Another issue raised by those who oppose military service by Christians is the issue of the Sabbath. Presumably, military service prevents proper Sabbath observance. However, it is noteworthy that God never regarded this a problem in any Old Testament context. In Deuteronomy 20:19, God recognized that some military campaigns would be long ones (involving many weekly Sabbaths and even including annual Holy Days). Would the Israelite armies have refused to defend themselves if their enemies had attacked them on a Sabbath? No way! There would be no disobedience to God in fighting and killing on the Sabbath to defend yourself and your nation. Why? Because God recognized that normal Sabbath observances would have to be waived during various personal and national emergencies. That principle is “the ox in the ditch” exemption to which Jesus Christ referred in Luke 14:5.
Jesus acknowledged that emergency circumstances could arise on the Sabbath, which would require strenuous efforts to save life and property. In such cases, the usual Sabbath regulations are waived. Allow me to ask a question: Can there possibly be a greater “ox in the ditch” situation than warfare or some kind of attack upon your family and household? Warfare can threaten all the lives and property in a nation! In such cases, the entire nation must suspend normal Sabbath regulations in order to meet the threat.
A modern example was the Yom Kippur War of 1973 in which Arab armies attacked the Israelis on Yom Kippur, thinking the Israelis would be fasting, weak and unable to mobilize quickly to defend themselves. As soon as the attack began, the Jewish rabbis properly recognized the normal requirements of the Holy Day had gone “out the window” due to a gigantic “ox in the ditch” (invading armies which intended to destroy them and their entire nation)! Sabbath-keepers can certainly fight on the Sabbath day in times of war. However, does that mean they can serve in a standing army in times of peace when an army must remain in readiness to fight when called upon to do so? All the Sabbath-keepers in the standing armies of ancient Israel and Judah under Kings David, Solomon, Josiah, Hezekiah, Jehoshaphat, etc. faced that same question, but God allowed Israel to maintain standing armies in peacetime. In this matter, one is left with the need to obey the dictates of one’s own conscience and faith toward God (Romans 14:23).
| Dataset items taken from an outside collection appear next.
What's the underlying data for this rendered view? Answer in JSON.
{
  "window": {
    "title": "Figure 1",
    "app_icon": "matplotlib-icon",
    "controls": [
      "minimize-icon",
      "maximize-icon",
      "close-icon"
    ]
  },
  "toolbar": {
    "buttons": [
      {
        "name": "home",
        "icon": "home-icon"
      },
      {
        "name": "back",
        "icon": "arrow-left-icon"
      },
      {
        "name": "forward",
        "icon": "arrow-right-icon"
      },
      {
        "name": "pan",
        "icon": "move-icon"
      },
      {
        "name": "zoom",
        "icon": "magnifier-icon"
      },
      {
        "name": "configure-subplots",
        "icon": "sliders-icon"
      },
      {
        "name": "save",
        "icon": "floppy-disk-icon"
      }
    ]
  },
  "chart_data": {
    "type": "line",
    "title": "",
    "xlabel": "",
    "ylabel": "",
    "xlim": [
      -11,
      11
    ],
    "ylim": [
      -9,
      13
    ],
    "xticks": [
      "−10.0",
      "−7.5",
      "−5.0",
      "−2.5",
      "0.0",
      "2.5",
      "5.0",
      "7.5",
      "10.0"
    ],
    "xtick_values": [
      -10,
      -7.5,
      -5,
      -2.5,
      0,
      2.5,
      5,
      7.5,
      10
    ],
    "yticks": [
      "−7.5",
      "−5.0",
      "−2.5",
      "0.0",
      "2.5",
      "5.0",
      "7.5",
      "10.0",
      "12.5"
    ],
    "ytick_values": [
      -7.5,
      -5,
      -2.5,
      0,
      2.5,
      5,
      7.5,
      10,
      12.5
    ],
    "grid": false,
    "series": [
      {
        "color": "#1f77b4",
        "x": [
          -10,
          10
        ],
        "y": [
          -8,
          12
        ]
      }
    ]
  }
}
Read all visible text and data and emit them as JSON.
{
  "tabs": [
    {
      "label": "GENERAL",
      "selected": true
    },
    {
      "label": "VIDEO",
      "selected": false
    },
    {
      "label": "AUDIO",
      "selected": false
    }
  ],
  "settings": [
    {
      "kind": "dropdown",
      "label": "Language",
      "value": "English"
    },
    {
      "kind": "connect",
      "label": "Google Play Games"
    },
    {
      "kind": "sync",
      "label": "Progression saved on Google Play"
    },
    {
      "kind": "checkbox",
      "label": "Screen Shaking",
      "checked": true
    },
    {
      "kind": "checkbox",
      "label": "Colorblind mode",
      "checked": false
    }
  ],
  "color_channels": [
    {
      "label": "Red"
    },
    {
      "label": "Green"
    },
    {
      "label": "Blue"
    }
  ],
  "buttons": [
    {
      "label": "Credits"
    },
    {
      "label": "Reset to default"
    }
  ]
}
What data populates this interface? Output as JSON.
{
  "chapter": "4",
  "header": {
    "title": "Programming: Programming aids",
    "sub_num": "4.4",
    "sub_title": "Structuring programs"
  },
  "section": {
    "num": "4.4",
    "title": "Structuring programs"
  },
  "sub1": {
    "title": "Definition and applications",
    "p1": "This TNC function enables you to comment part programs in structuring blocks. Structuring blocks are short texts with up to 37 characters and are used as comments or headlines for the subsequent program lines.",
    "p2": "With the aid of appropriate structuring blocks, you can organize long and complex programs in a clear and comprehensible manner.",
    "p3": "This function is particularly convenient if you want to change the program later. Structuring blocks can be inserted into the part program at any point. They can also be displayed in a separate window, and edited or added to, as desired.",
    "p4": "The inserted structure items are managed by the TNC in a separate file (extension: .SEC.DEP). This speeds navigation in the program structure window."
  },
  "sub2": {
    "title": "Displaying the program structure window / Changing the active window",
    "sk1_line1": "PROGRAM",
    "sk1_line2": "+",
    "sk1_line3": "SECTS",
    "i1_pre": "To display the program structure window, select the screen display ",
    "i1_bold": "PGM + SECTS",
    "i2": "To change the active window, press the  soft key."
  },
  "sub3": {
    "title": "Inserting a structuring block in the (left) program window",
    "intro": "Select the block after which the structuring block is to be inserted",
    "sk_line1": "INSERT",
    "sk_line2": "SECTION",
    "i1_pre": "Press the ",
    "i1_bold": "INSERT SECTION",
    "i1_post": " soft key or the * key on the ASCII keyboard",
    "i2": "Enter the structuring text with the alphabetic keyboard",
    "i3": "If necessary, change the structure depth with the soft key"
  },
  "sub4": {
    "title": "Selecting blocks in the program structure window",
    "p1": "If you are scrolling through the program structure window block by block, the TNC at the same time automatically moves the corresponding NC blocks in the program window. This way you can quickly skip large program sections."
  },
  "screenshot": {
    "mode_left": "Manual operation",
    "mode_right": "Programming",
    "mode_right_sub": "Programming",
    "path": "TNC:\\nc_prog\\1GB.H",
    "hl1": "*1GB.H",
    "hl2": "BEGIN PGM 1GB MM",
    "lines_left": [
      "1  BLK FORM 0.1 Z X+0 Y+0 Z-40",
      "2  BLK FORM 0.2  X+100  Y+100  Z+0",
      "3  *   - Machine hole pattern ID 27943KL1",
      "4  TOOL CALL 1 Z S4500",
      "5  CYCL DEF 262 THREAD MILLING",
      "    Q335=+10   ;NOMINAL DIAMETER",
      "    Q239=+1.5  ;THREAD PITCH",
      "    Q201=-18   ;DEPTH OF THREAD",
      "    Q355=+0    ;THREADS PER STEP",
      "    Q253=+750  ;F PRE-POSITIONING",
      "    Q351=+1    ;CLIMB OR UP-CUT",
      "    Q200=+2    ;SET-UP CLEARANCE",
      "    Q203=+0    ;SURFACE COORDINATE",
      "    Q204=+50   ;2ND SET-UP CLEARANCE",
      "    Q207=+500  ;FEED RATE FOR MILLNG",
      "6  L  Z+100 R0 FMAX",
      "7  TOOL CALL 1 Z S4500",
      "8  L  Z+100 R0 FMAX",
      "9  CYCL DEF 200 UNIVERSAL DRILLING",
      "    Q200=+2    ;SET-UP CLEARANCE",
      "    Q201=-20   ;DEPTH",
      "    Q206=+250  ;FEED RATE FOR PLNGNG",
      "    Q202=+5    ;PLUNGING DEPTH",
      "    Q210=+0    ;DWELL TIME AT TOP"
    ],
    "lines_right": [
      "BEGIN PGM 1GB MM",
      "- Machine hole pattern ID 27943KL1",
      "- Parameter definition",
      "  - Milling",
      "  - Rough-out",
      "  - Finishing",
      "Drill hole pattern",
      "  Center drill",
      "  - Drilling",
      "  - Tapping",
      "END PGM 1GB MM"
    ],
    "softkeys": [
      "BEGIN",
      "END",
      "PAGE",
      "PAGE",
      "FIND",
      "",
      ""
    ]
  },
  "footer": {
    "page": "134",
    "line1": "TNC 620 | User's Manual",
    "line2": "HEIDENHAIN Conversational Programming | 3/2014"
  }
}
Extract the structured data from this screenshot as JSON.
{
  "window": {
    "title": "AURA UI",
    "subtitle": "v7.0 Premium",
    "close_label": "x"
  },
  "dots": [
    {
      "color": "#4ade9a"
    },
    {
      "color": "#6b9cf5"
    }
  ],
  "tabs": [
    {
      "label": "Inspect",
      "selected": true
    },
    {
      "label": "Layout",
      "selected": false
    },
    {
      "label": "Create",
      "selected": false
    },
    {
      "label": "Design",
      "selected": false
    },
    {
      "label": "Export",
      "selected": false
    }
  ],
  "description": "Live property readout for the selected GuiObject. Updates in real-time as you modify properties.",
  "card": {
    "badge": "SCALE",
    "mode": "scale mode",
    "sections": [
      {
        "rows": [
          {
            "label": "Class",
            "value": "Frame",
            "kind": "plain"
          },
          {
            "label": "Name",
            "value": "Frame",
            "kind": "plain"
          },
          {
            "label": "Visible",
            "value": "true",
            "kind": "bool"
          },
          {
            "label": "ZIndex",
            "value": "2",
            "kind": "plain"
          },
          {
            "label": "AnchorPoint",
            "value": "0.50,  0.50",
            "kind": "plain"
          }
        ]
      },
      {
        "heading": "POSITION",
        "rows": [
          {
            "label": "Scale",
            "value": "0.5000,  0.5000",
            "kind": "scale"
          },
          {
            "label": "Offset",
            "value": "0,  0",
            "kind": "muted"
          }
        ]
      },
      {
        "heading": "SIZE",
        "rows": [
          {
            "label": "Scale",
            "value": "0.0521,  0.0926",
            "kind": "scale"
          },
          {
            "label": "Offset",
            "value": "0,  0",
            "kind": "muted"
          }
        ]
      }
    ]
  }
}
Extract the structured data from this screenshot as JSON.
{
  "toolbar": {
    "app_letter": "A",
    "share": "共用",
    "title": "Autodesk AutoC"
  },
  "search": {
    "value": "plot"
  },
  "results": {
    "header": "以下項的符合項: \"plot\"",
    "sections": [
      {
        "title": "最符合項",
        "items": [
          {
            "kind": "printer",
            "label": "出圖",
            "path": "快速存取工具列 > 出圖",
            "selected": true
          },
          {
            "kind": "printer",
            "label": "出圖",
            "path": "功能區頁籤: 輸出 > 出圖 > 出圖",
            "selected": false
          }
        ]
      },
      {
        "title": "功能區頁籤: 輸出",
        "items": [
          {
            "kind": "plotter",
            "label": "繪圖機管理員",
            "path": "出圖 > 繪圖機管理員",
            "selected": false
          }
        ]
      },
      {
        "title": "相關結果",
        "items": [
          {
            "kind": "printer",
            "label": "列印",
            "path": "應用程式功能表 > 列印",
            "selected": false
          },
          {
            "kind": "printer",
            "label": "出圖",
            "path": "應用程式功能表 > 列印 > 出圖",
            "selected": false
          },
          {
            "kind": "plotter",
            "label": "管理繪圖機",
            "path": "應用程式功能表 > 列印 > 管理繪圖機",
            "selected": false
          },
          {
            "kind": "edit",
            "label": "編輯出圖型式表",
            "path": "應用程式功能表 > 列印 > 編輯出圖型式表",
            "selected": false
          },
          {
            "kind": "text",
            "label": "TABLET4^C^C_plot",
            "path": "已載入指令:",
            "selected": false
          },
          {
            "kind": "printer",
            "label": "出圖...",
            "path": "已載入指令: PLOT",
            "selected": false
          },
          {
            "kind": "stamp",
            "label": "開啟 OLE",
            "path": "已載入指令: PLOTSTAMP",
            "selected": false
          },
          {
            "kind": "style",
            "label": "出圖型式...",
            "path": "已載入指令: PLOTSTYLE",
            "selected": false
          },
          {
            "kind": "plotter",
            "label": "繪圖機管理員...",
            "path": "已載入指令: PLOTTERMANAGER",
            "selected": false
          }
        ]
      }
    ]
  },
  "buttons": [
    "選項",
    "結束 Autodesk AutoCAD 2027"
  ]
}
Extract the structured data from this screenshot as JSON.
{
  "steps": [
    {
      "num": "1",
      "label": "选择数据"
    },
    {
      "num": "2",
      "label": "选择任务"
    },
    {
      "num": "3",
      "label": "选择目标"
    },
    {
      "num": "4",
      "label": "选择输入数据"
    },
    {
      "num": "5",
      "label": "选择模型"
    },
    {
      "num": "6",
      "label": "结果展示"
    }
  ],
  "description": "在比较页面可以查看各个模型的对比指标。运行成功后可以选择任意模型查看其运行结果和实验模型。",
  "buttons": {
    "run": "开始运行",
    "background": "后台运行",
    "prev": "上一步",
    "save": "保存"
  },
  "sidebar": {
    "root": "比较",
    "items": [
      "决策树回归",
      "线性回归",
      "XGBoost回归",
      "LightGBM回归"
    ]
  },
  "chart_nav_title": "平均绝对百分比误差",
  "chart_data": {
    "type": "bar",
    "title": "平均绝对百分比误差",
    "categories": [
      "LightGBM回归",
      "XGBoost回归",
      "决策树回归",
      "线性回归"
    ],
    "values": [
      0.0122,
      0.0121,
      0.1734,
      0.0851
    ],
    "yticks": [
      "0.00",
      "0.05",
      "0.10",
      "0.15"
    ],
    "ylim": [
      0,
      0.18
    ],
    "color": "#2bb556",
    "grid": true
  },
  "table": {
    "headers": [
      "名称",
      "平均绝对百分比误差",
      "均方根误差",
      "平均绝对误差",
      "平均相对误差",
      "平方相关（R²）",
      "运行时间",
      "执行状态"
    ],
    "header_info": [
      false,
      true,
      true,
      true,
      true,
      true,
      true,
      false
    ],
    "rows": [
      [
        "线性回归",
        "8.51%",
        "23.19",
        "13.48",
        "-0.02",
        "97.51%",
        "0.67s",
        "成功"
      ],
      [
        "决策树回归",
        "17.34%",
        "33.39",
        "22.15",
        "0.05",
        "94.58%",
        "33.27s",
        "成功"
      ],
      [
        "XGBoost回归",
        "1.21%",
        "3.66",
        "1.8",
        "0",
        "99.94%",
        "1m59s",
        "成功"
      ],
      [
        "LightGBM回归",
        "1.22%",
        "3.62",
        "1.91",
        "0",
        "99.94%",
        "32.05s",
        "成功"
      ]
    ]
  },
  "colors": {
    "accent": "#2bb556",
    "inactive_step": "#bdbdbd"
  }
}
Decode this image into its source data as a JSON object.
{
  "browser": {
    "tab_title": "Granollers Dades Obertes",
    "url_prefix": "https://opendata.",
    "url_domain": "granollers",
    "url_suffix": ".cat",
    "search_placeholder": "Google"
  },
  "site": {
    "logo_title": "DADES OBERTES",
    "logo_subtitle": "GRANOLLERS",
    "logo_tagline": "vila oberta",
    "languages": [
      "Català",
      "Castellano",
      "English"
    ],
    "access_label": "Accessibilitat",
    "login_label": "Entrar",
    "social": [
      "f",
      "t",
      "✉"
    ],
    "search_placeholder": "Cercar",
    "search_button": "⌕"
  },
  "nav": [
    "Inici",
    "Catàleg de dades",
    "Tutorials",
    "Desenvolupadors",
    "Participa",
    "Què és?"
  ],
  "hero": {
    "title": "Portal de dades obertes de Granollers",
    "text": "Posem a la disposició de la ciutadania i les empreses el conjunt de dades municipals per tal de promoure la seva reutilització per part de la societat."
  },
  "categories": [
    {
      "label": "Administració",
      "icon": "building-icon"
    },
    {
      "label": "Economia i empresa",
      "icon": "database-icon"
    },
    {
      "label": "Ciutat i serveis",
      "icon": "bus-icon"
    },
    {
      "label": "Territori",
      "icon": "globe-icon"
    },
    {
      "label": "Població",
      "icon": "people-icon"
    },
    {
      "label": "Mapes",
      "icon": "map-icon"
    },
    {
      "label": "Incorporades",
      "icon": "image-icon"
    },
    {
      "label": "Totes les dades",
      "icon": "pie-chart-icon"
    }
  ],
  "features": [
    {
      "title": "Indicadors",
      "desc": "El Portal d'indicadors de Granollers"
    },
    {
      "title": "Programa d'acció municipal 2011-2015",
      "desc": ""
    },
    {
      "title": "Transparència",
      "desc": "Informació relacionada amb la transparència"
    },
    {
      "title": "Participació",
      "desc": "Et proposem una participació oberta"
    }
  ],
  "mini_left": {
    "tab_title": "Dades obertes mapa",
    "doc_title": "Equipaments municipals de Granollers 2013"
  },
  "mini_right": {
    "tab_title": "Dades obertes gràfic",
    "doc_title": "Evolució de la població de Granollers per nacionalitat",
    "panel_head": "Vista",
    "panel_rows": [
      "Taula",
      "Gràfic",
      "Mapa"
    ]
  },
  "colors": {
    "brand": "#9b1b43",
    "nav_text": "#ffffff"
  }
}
What impact does all this have on modern members of the Churches of God? Since there is no current military draft in our nation, the issue of military service is actually rather moot. Those who choose to be conscientious objectors can simply refrain from joining the military. Those who wish to pursue military service may do so. The key issue is that brethren with either view should maintain unity in their churches and fellowships and not “judge each other” over the decisions made by others. This is a subject in which each person must be guided by their faith and understanding of the scriptures. Just as the early New Testament Church was “big enough” to include brethren with differing doctrinal views on matters such as circumcision, eating meat sacrificed to idols and vegetarianism, our modern churches should be able to handle some doctrinal differences as well.